Dans ce contexte, il n’est donc pas absurde de conclure que la cocotte-minute de désocialisation — entraînant délinquance et repli communautaire — est un terreau propice et fertile pour l’islam radical. Les territoires perdus de la République ont préexisté à la radicalisation de la jeunesse, comme la radicalisation en prison a préexisté à Daesh. Faire de l’islam le moteur de la radicalisation pose question. Dans la majeure partie des cas, ces jeunes ignorent tout de la religion et près de 40 % d’entre eux sont des convertis.

Théories compatibles. Les deux théories ne sont donc pas opposées mais compatibles. Dans le temps, les critères de radicalité se cumulent sur des jeunes qui fusionnent sans questionnement avec l’islam radical, grâce à ces outils et aux porte-parole de l’islam extrémiste. La situation grave qui est la nôtre appelle des mesures urgentes et non des guerres d’élites.


D’abord les meilleurs chercheurs, sociologues et psychiatres (comme Boris Cyrulnik, Gilles Kepel, Olivier Roy et les autres) doivent échanger avec les journalistes d’investigation qui connaissent le sujet (tels que Boris Thiolay, Hugo Micheron et Wassim Nasr) et pas seulement avec des personnes du même avis, triées sur le volet par les préfectures. Il faut écouter et entendre les voix divergentes.

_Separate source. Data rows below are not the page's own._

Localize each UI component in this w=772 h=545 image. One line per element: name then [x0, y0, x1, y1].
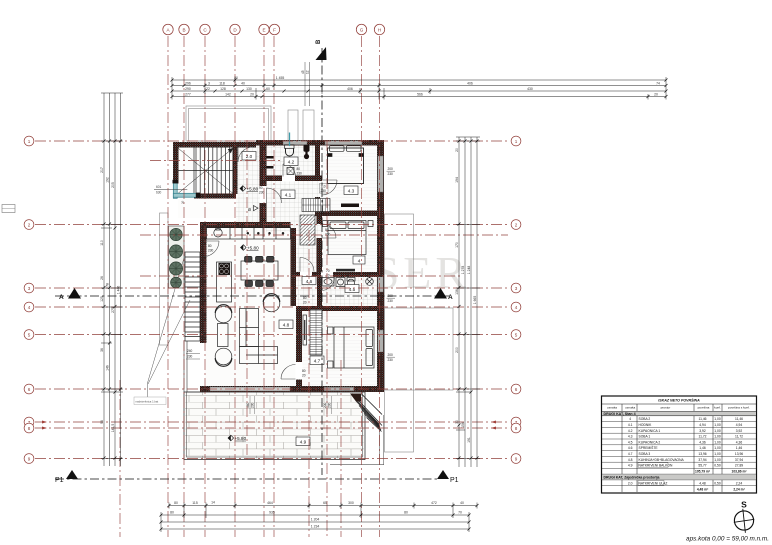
svg-text:430: 430	[527, 87, 533, 91]
svg-text:37,94: 37,94	[698, 458, 706, 462]
svg-text:4,36: 4,36	[736, 440, 743, 444]
svg-text:8: 8	[515, 426, 518, 431]
svg-text:4: 4	[358, 258, 361, 263]
svg-text:oznaka: oznaka	[607, 406, 617, 410]
svg-text:103,86 m²: 103,86 m²	[731, 470, 747, 474]
svg-text:13,96: 13,96	[735, 452, 743, 456]
svg-text:146: 146	[106, 365, 110, 371]
svg-text:406: 406	[347, 87, 353, 91]
svg-text:191: 191	[467, 437, 471, 443]
svg-text:45: 45	[301, 70, 305, 74]
svg-text:3: 3	[208, 82, 210, 86]
svg-text:KUHINJA+DB+BLAGOVAONA: KUHINJA+DB+BLAGOVAONA	[639, 458, 685, 462]
svg-text:4: 4	[515, 305, 518, 310]
svg-text:4.1: 4.1	[285, 193, 292, 198]
svg-text:SOBA 3: SOBA 3	[639, 452, 651, 456]
svg-text:464: 464	[267, 501, 273, 505]
svg-text:4.9: 4.9	[628, 464, 633, 468]
svg-text:1,46: 1,46	[699, 446, 706, 450]
svg-text:80: 80	[170, 511, 174, 515]
svg-text:230: 230	[388, 299, 394, 303]
svg-text:3: 3	[28, 286, 31, 291]
svg-text:4.9: 4.9	[300, 440, 307, 445]
svg-text:4.1: 4.1	[628, 423, 633, 427]
svg-text:1,00: 1,00	[714, 452, 721, 456]
svg-text:+5.80: +5.80	[247, 246, 259, 251]
svg-text:27,89: 27,89	[735, 464, 743, 468]
svg-text:1 278: 1 278	[461, 266, 465, 275]
svg-text:1,00: 1,00	[714, 435, 721, 439]
svg-text:277: 277	[185, 93, 191, 97]
svg-text:26: 26	[100, 276, 104, 280]
svg-text:20: 20	[455, 148, 459, 152]
svg-text:P1: P1	[55, 477, 64, 484]
svg-text:6: 6	[515, 387, 518, 392]
svg-text:12: 12	[306, 70, 310, 74]
svg-text:DRUGI KAT, Stan 4: DRUGI KAT, Stan 4	[604, 412, 636, 416]
svg-text:NATKRIVENI ULAZ: NATKRIVENI ULAZ	[639, 481, 668, 485]
svg-text:0,50: 0,50	[714, 464, 721, 468]
svg-text:4,94: 4,94	[699, 423, 706, 427]
svg-text:1 455: 1 455	[276, 76, 285, 80]
svg-text:2,24: 2,24	[736, 481, 743, 485]
svg-text:130: 130	[246, 87, 252, 91]
svg-text:156: 156	[461, 422, 465, 428]
svg-text:296: 296	[185, 82, 191, 86]
svg-text:217: 217	[100, 167, 104, 173]
svg-text:2: 2	[28, 223, 31, 228]
svg-text:F: F	[273, 28, 276, 33]
svg-text:1 248: 1 248	[467, 266, 471, 275]
svg-text:80: 80	[208, 244, 212, 248]
svg-text:630: 630	[156, 191, 162, 195]
svg-text:275: 275	[111, 307, 115, 313]
svg-text:70: 70	[458, 511, 462, 515]
svg-text:1,00: 1,00	[714, 423, 721, 427]
svg-text:80: 80	[297, 167, 301, 171]
svg-text:B: B	[316, 39, 322, 44]
svg-text:200: 200	[323, 402, 327, 408]
svg-text:9: 9	[28, 457, 31, 462]
svg-text:1,00: 1,00	[714, 417, 721, 421]
svg-text:200: 200	[455, 347, 459, 353]
svg-text:G: G	[360, 28, 364, 33]
svg-text:KUPAONICA 1: KUPAONICA 1	[639, 429, 661, 433]
svg-text:22: 22	[206, 87, 210, 91]
svg-text:3,92: 3,92	[699, 429, 706, 433]
svg-text:230: 230	[297, 172, 303, 176]
svg-text:3,92: 3,92	[736, 429, 743, 433]
svg-text:36: 36	[100, 348, 104, 352]
svg-text:4.8: 4.8	[628, 458, 633, 462]
svg-text:110: 110	[321, 185, 326, 189]
svg-text:230: 230	[388, 358, 394, 362]
svg-text:110: 110	[100, 240, 104, 246]
svg-text:površina: površina	[698, 406, 710, 410]
svg-text:170: 170	[455, 242, 459, 248]
svg-text:P1: P1	[450, 477, 459, 484]
svg-text:1 446: 1 446	[117, 286, 121, 295]
svg-text:40: 40	[241, 82, 245, 86]
svg-text:142: 142	[225, 93, 231, 97]
svg-text:koef.: koef.	[714, 406, 721, 410]
svg-text:128: 128	[220, 87, 226, 91]
svg-text:SPREMIŠTE: SPREMIŠTE	[639, 445, 659, 450]
svg-text:125: 125	[100, 296, 104, 302]
svg-text:1 204: 1 204	[311, 518, 320, 522]
svg-text:230: 230	[328, 402, 332, 408]
svg-text:80: 80	[302, 369, 306, 373]
svg-text:1: 1	[28, 139, 31, 144]
svg-text:11,72: 11,72	[698, 435, 706, 439]
svg-text:20: 20	[326, 274, 330, 278]
svg-text:230: 230	[388, 172, 394, 176]
svg-text:105,79 m²: 105,79 m²	[695, 470, 711, 474]
svg-text:20: 20	[302, 374, 306, 378]
svg-text:90: 90	[259, 186, 263, 190]
svg-text:2: 2	[515, 223, 518, 228]
svg-text:290: 290	[185, 87, 191, 91]
svg-text:60: 60	[266, 87, 270, 91]
svg-text:1,00: 1,00	[714, 429, 721, 433]
svg-text:472: 472	[431, 501, 437, 505]
svg-text:230: 230	[251, 402, 255, 408]
svg-text:13,96: 13,96	[698, 452, 706, 456]
svg-text:80: 80	[174, 501, 178, 505]
svg-text:20: 20	[654, 93, 658, 97]
svg-text:nadstrešnica 1.kat: nadstrešnica 1.kat	[136, 400, 159, 404]
svg-text:200: 200	[388, 353, 394, 357]
svg-text:300: 300	[348, 501, 354, 505]
svg-text:460: 460	[246, 402, 250, 408]
svg-text:4: 4	[28, 305, 31, 310]
svg-text:14: 14	[211, 501, 215, 505]
svg-text:4,36: 4,36	[699, 440, 706, 444]
svg-text:55,77: 55,77	[698, 464, 706, 468]
svg-text:11,72: 11,72	[735, 435, 743, 439]
svg-text:2,24 m²: 2,24 m²	[733, 487, 745, 491]
svg-text:1 665: 1 665	[473, 296, 477, 305]
svg-text:prostor: prostor	[661, 406, 671, 410]
svg-text:A: A	[448, 294, 453, 301]
svg-text:6: 6	[28, 387, 31, 392]
svg-text:a: a	[248, 207, 251, 213]
svg-text:4.7: 4.7	[314, 359, 321, 364]
svg-text:KUPAONICA 2: KUPAONICA 2	[639, 440, 661, 444]
svg-text:115: 115	[192, 501, 198, 505]
svg-text:H: H	[378, 28, 381, 33]
svg-text:30: 30	[455, 420, 459, 424]
svg-text:SOBA 2: SOBA 2	[639, 417, 651, 421]
svg-text:20: 20	[303, 301, 307, 305]
svg-text:136: 136	[455, 289, 459, 295]
svg-text:1,46: 1,46	[736, 446, 743, 450]
svg-text:192: 192	[106, 177, 110, 183]
svg-text:96: 96	[100, 420, 104, 424]
svg-text:A: A	[59, 294, 64, 301]
svg-text:230: 230	[321, 189, 327, 193]
svg-text:DRUGI KAT, Zajednička prostori: DRUGI KAT, Zajednička prostorija	[604, 476, 660, 480]
svg-text:11,46: 11,46	[735, 417, 743, 421]
svg-text:80: 80	[404, 511, 408, 515]
svg-text:194: 194	[455, 177, 459, 183]
svg-text:1: 1	[515, 139, 518, 144]
svg-text:118: 118	[219, 82, 225, 86]
svg-text:1,00: 1,00	[714, 440, 721, 444]
svg-text:2.0: 2.0	[628, 481, 633, 485]
svg-text:4.3: 4.3	[628, 435, 633, 439]
svg-text:601: 601	[156, 185, 162, 189]
svg-text:200: 200	[388, 167, 394, 171]
svg-text:935: 935	[269, 511, 275, 515]
svg-text:230: 230	[187, 355, 193, 359]
svg-text:5: 5	[515, 333, 518, 338]
svg-text:1,00: 1,00	[714, 446, 721, 450]
svg-text:4: 4	[629, 417, 631, 421]
svg-text:NATKRIVENI BALKON: NATKRIVENI BALKON	[639, 464, 673, 468]
svg-text:S: S	[741, 500, 747, 510]
svg-text:4.2: 4.2	[628, 429, 633, 433]
svg-text:4.5: 4.5	[628, 440, 633, 444]
svg-text:4.3: 4.3	[348, 189, 355, 194]
svg-text:65: 65	[323, 501, 327, 505]
svg-text:230: 230	[208, 249, 214, 253]
svg-text:3: 3	[515, 286, 518, 291]
svg-text:20: 20	[250, 93, 254, 97]
svg-text:205: 205	[111, 182, 115, 188]
svg-text:70: 70	[326, 269, 330, 273]
svg-text:74: 74	[656, 82, 660, 86]
svg-text:HODNIK: HODNIK	[639, 423, 653, 427]
svg-text:4.5: 4.5	[349, 287, 356, 292]
svg-text:oznaka: oznaka	[625, 406, 635, 410]
svg-text:5: 5	[28, 333, 31, 338]
svg-text:+5.80: +5.80	[247, 187, 259, 192]
svg-text:4,48: 4,48	[699, 481, 706, 485]
svg-text:141,5: 141,5	[111, 424, 115, 433]
svg-text:8: 8	[28, 426, 31, 431]
svg-text:37,94: 37,94	[735, 458, 743, 462]
svg-text:20: 20	[234, 76, 238, 80]
svg-text:4,48 m²: 4,48 m²	[697, 487, 709, 491]
svg-text:9: 9	[515, 457, 518, 462]
svg-text:4,94: 4,94	[736, 423, 743, 427]
svg-text:+5.80: +5.80	[235, 436, 247, 441]
svg-text:4.6: 4.6	[628, 446, 633, 450]
svg-text:B: B	[182, 28, 185, 33]
svg-text:SOBA 1: SOBA 1	[639, 435, 651, 439]
svg-text:4.2: 4.2	[288, 160, 295, 165]
svg-text:aps.kota 0,00 = 59,00 m.n.m.: aps.kota 0,00 = 59,00 m.n.m.	[686, 536, 769, 543]
svg-text:78: 78	[106, 283, 110, 287]
svg-text:566: 566	[417, 93, 423, 97]
svg-text:1,00: 1,00	[714, 458, 721, 462]
svg-text:površina s koef.: površina s koef.	[728, 406, 750, 410]
svg-text:E: E	[262, 28, 265, 33]
svg-text:0,50: 0,50	[714, 481, 721, 485]
svg-text:240: 240	[187, 349, 193, 353]
svg-text:4.8: 4.8	[283, 323, 290, 328]
svg-text:ISKAZ NETO POVRŠINA: ISKAZ NETO POVRŠINA	[658, 398, 700, 403]
svg-text:406: 406	[467, 82, 473, 86]
svg-text:11,46: 11,46	[698, 417, 706, 421]
svg-text:230: 230	[325, 233, 331, 237]
svg-text:4.7: 4.7	[628, 452, 633, 456]
svg-text:1 234: 1 234	[311, 525, 320, 529]
svg-text:80: 80	[303, 296, 307, 300]
svg-text:40: 40	[460, 501, 464, 505]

Comme nous tous, les gouvernements successifs ont tâtonné. Il revient à celui d’Edouard Philippe de créer une task force et bâtir un programme unifié de lutte contre la radicalisation en utilisant les compétences disponibles. Il faut notamment s’atteler à créer un outil d’évaluation des personnes en voie de radicalisation ou de retour d’un terrain de combats. Cette évaluation systématique, régulière et unifiée permettra d’appliquer un programme adapté en fonction du degré de radicalisation et en évitant les fausses confessions et la takia.

Pour l’élaboration de cette « doctrine » française, toutes les bonnes volontés sont les bienvenues pour trouver le moyen de reconstruire ce lien citoyen disparu. Il faut que le sujet soit traité avec méthode et gestion afin d’engranger des résultats. Il faut professionnaliser le travail autour de la radicalisation avec les associations qui travaillent déjà sur le sujet et qui déplorent pour la plupart leur isolement.

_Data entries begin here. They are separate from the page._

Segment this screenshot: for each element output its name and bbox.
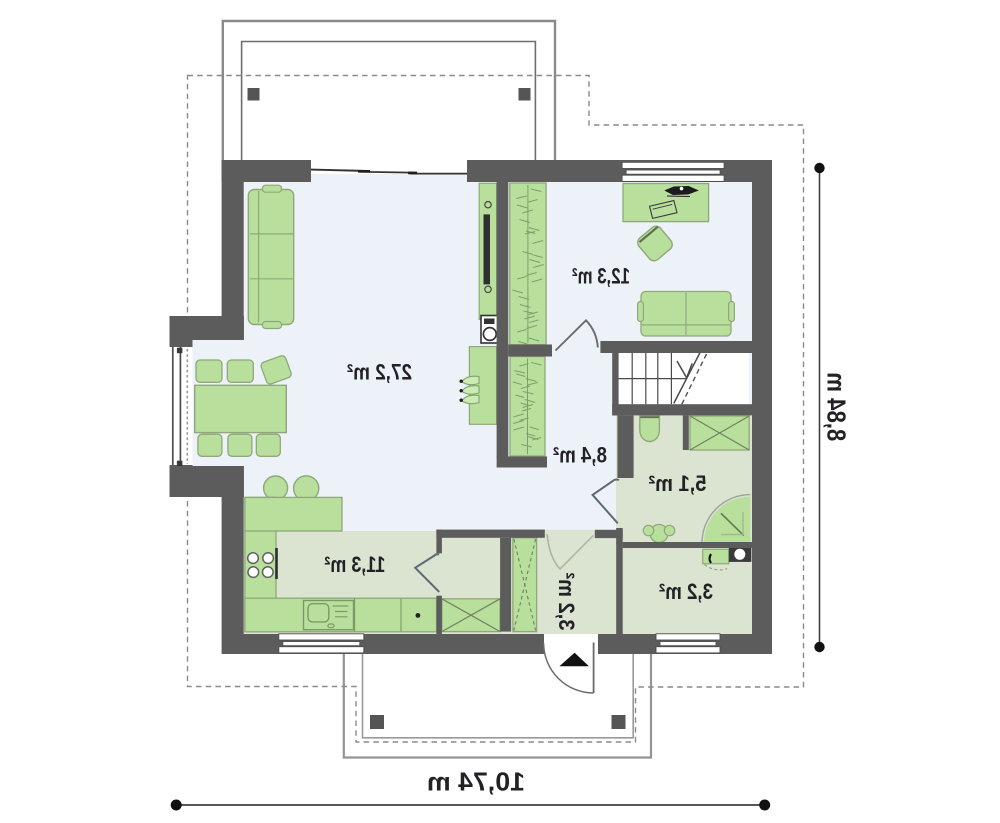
svg-text:27,2 m²: 27,2 m² (347, 360, 412, 385)
svg-text:3,2 m²: 3,2 m² (659, 579, 713, 604)
svg-text:11,3 m²: 11,3 m² (324, 552, 385, 577)
svg-text:12,3 m²: 12,3 m² (572, 264, 630, 289)
svg-text:5,1 m²: 5,1 m² (649, 471, 707, 496)
svg-text:8,84 m: 8,84 m (822, 372, 852, 441)
svg-text:8,4 m²: 8,4 m² (553, 443, 607, 468)
svg-text:3,2 m²: 3,2 m² (554, 573, 579, 631)
svg-text:10,74 m: 10,74 m (427, 767, 525, 797)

L’Etat a mis des moyens qui attirent des convoitises et provoquent des effets d’aubaine. Donc une task force déterminée devrait s’emparer de cette question, regrouper les dispositifs existants, revoir les méthodes et, comme je l’indiquais, bâtir des programmes de déradicalisation enfin unifiés pour être en mesure d’avoir des résultats et des évaluations fiables. La psychiatrie ne doit pas être oubliée des dispositifs de lutte contre la radicalisation. L’heure n’est pas aux querelles mais à l’action. Les premiers condamnés comme Flavien Moreau sortent de prison pas du tout repentis. D’autres hommes et femmes vont rentrer des terrains d’opération.

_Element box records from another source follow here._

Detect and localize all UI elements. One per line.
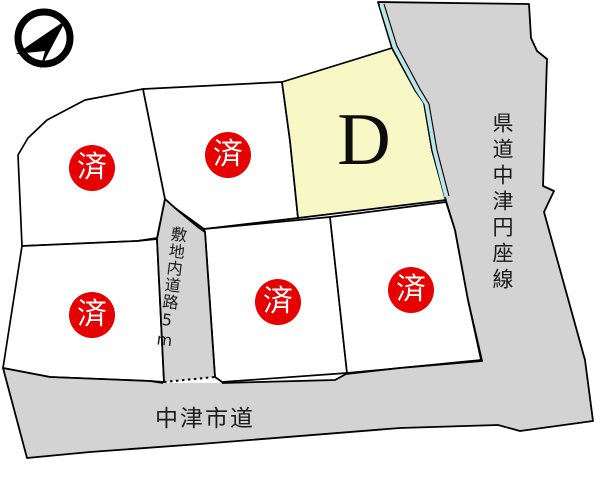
sold-badge-lot-1: 済: [69, 145, 115, 191]
prefectural-road-label: 県道中津円座線: [487, 112, 517, 294]
sold-badge-lot-5: 済: [388, 267, 434, 313]
site-plan: 県道中津円座線 敷地内道路5m 中津市道 D 済 済 済 済 済: [0, 0, 600, 483]
lot-d-label: D: [326, 98, 402, 182]
sold-badge-lot-4: 済: [255, 279, 301, 325]
sold-badge-lot-2: 済: [205, 132, 251, 178]
sold-badge-lot-3: 済: [69, 292, 115, 338]
north-arrow-icon: [16, 12, 70, 69]
city-road-label: 中津市道: [155, 399, 255, 433]
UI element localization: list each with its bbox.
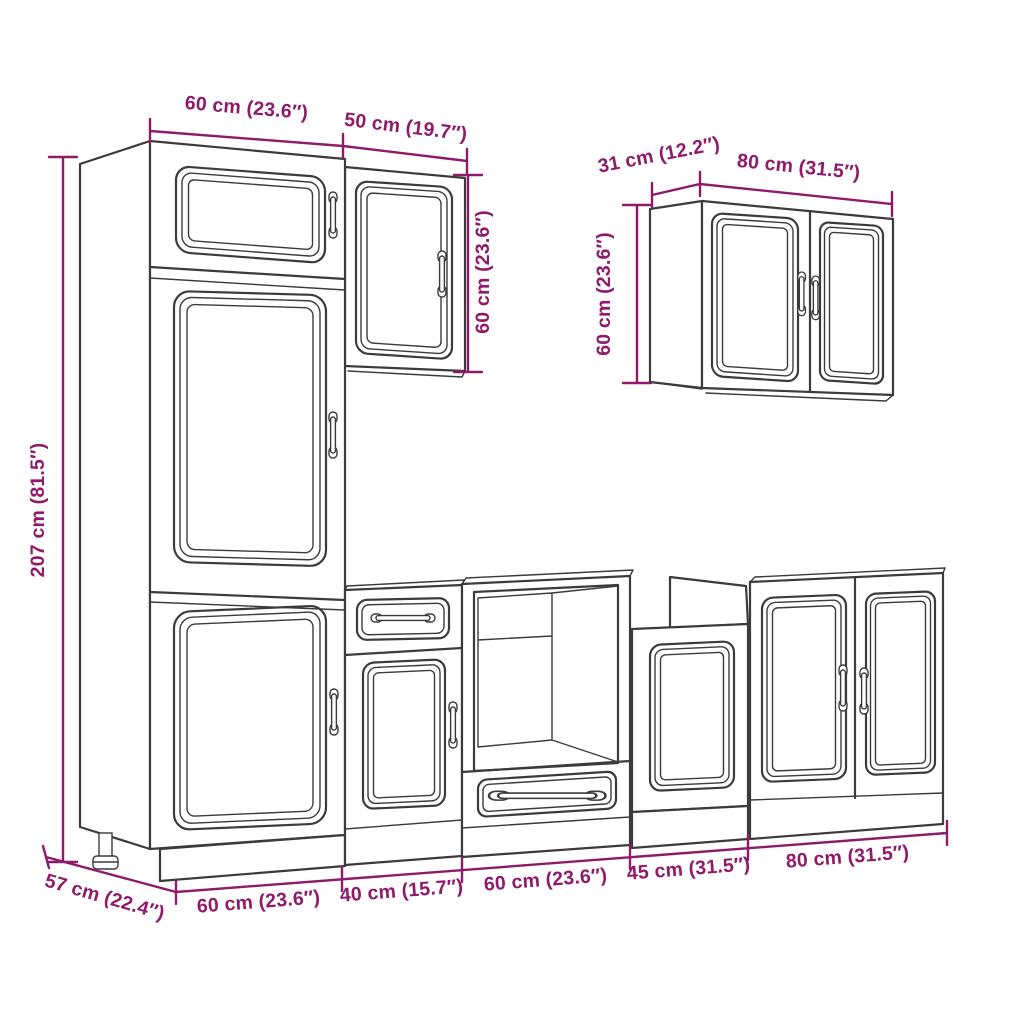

Les six millions de musulmans qui vivent en France et respectent les lois de la République ne peuvent pas et ne doivent pas subir les conséquences des actions d’une poignée de criminels et en être les otages. Nos concitoyens sont inquiets, certains politiciens ou des apprentis sorciers en profitent pour faire de la surenchère répressive qui ne réglera rien. Le temps presse.



Nathalie Goulet est sénatrice de l’Orne, membre du groupe UDI-UC. Elle a coprésidé en 2014 la commission sénatoriale d’enquête sur l’organisation et les moyens de la lutte contre les réseaux djihadistes en France et en Europe.